You compartmentalize around a horrible hateful job so you don't "bring it home with you" and that's admirable and noble and maybe even necessary - but if you don't have somewhere to decompartmentalize, integrate and deal with the shit that the work is leaving you with, you will still start spilling it on your home.
Compartmentalization is a very useful skill but it's a skill that ideally you use temporarily and briefly, and one that you do have to know and learn how to turn off. Because everything you experience is a part of you and keeping it rigidly compartmentalized just means you now don't know how it's influencing you, or what fault-lines or residue or rot is building up, because you've got it over there in a box you're not looking at. Sometimes you gotta, to get through the day; but it's risky to leave it there too long and the longer it stays the higher the risk.

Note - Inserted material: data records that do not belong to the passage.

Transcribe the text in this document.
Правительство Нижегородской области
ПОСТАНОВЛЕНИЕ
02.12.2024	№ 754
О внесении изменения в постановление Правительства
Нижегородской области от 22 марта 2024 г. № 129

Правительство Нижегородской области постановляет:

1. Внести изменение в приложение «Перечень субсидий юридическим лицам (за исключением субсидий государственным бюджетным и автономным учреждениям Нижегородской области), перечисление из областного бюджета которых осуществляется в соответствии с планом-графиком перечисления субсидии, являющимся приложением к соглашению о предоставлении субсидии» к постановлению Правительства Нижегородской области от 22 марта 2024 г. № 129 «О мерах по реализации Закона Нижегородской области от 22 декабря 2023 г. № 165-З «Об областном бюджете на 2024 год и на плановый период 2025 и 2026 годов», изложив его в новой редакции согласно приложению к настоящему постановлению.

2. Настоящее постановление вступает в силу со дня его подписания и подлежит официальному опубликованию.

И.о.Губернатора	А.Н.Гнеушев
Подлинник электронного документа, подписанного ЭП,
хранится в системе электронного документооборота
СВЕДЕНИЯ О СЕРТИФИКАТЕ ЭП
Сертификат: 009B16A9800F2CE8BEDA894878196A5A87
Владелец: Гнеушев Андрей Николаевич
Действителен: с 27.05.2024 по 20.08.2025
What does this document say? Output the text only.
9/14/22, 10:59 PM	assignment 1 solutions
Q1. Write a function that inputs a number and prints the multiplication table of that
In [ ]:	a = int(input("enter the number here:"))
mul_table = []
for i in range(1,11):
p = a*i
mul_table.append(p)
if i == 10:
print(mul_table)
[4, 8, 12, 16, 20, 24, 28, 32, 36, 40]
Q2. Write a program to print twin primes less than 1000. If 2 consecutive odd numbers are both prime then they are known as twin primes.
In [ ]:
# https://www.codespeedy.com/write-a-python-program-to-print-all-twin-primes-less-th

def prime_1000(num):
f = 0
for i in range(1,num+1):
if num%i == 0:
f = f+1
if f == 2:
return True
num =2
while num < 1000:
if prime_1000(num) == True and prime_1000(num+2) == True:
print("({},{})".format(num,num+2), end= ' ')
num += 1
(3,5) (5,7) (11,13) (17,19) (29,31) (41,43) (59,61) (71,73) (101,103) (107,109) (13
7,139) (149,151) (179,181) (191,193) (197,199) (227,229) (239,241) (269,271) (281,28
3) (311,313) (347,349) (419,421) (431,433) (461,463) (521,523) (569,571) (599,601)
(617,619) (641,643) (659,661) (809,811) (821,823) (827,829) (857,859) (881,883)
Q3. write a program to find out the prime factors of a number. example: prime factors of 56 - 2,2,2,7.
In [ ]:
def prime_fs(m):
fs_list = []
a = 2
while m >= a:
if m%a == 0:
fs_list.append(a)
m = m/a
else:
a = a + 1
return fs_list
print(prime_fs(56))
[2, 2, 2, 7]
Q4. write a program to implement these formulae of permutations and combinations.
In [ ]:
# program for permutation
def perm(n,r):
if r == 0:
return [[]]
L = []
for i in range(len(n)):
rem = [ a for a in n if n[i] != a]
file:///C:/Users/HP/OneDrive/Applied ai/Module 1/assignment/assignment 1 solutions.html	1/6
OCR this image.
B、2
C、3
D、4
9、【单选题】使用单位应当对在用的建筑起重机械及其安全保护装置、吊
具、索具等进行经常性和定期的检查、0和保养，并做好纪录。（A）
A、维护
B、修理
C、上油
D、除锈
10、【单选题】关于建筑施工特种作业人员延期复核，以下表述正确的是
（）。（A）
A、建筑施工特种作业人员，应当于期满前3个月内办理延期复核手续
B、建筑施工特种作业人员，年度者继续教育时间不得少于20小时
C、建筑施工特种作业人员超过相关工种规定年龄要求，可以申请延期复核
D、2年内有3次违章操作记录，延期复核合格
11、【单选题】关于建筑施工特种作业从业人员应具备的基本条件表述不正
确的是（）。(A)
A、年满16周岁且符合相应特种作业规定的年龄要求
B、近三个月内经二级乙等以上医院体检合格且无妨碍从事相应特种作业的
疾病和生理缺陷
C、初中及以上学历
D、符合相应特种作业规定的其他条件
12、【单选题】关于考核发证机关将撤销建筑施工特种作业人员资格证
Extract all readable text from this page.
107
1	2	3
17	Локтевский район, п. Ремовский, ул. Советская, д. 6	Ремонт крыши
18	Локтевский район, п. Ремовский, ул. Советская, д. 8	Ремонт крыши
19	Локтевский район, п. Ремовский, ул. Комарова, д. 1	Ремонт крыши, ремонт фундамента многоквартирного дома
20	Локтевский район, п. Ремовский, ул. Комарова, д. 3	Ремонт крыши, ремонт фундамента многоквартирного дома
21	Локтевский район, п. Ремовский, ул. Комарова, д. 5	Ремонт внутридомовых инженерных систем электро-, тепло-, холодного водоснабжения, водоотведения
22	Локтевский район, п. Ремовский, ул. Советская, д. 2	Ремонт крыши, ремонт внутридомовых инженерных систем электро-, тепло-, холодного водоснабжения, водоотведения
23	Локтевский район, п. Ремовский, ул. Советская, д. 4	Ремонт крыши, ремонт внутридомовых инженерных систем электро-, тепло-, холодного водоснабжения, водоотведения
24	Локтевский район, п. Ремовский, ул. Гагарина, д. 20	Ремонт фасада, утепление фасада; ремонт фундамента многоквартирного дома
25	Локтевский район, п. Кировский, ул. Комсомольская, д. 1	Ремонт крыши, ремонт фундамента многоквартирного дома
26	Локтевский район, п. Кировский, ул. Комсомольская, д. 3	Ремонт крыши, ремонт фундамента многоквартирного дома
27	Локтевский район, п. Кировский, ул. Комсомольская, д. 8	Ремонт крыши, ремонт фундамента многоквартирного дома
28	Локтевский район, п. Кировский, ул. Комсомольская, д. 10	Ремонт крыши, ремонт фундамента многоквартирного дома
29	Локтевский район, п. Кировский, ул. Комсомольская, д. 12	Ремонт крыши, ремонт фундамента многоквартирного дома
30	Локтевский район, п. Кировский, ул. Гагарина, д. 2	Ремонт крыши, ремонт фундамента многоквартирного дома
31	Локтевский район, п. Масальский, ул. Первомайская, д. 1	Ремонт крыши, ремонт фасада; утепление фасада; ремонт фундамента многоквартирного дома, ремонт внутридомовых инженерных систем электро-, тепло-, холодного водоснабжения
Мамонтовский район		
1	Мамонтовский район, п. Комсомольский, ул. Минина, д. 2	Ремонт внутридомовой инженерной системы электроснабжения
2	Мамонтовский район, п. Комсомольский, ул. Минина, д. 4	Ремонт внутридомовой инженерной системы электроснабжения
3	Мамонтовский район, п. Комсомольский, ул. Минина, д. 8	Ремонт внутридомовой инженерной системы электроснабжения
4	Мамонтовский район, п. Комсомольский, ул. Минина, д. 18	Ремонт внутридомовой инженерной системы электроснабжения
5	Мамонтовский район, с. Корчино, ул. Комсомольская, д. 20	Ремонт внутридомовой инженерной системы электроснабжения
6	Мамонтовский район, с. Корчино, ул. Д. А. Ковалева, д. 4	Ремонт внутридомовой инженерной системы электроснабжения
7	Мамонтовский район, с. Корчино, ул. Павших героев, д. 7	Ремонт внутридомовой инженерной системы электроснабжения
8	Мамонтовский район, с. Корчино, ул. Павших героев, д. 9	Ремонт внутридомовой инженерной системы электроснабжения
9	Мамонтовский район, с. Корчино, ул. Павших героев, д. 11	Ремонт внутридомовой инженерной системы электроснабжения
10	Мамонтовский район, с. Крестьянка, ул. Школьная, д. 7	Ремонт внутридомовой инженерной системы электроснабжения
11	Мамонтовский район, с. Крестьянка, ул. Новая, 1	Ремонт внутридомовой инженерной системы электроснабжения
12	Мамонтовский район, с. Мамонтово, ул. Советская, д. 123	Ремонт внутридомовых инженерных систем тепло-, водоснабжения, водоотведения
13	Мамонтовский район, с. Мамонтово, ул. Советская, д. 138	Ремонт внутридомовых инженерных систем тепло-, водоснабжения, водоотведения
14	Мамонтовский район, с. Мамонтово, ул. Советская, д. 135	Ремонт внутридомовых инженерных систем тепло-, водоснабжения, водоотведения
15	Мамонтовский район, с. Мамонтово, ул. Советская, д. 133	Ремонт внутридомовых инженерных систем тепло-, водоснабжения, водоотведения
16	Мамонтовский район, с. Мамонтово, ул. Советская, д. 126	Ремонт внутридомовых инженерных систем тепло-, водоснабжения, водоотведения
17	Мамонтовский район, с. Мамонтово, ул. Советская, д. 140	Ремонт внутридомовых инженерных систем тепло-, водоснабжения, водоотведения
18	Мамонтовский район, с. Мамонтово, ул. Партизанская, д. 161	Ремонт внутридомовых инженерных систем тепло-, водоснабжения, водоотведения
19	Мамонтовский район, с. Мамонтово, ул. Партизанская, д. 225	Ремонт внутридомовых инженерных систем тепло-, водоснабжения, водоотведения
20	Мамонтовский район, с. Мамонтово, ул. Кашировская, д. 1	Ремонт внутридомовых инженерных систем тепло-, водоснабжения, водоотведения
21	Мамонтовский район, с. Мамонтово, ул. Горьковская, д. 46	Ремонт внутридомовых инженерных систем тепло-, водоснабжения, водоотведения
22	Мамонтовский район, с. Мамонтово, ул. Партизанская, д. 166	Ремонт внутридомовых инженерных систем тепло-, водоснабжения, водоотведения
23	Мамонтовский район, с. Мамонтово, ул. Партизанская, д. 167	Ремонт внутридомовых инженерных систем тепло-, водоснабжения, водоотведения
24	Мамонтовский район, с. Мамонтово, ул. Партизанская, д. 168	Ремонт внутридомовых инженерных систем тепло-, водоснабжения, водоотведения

I compartmentalize really well. A lot of shit happened to me in 2020-2021 that I literally looked a lot of people who were worried about me in the eye about and said, "I'm not dealing with it right now. If I try to deal with it right now I will drop something important that will have horrific consequences that I don't want to deal with. It's POSSIBLE that it will creep up on me and make me fall over before I get a chance to deal with it in controlled circumstances, but it's GUARANTEED that if I do so now, it will be bad. So I am very deliberately choosing to take 'possibly getting away with it' over 'definitely fucking everything up'."
I got about a year out of that, before shit caught up with me, but by the time that year was over yeah, I was in a place where I had a lot more leeway to crash and burn for a bit than I had at the time.
But you want to make those choices on purpose; you don't want to leave yourself armed mines in your psyche ready to blow the fuck up, and you can't rely on compartmentalization to save you long term. You gotta be aware that it itself can start being a pathology that means you just don't know what you're feeling (but what you're feeling is still affecting how you act and how you interpret how other people act).
That's why it's not "oh look at this very mentally healthy person!" when a mental health professional says that, especially on your very first appointment.
(Could I wish that some of them were better at explaining all the above? Yeah but that's true across the board of just about everything. Que sera sera.)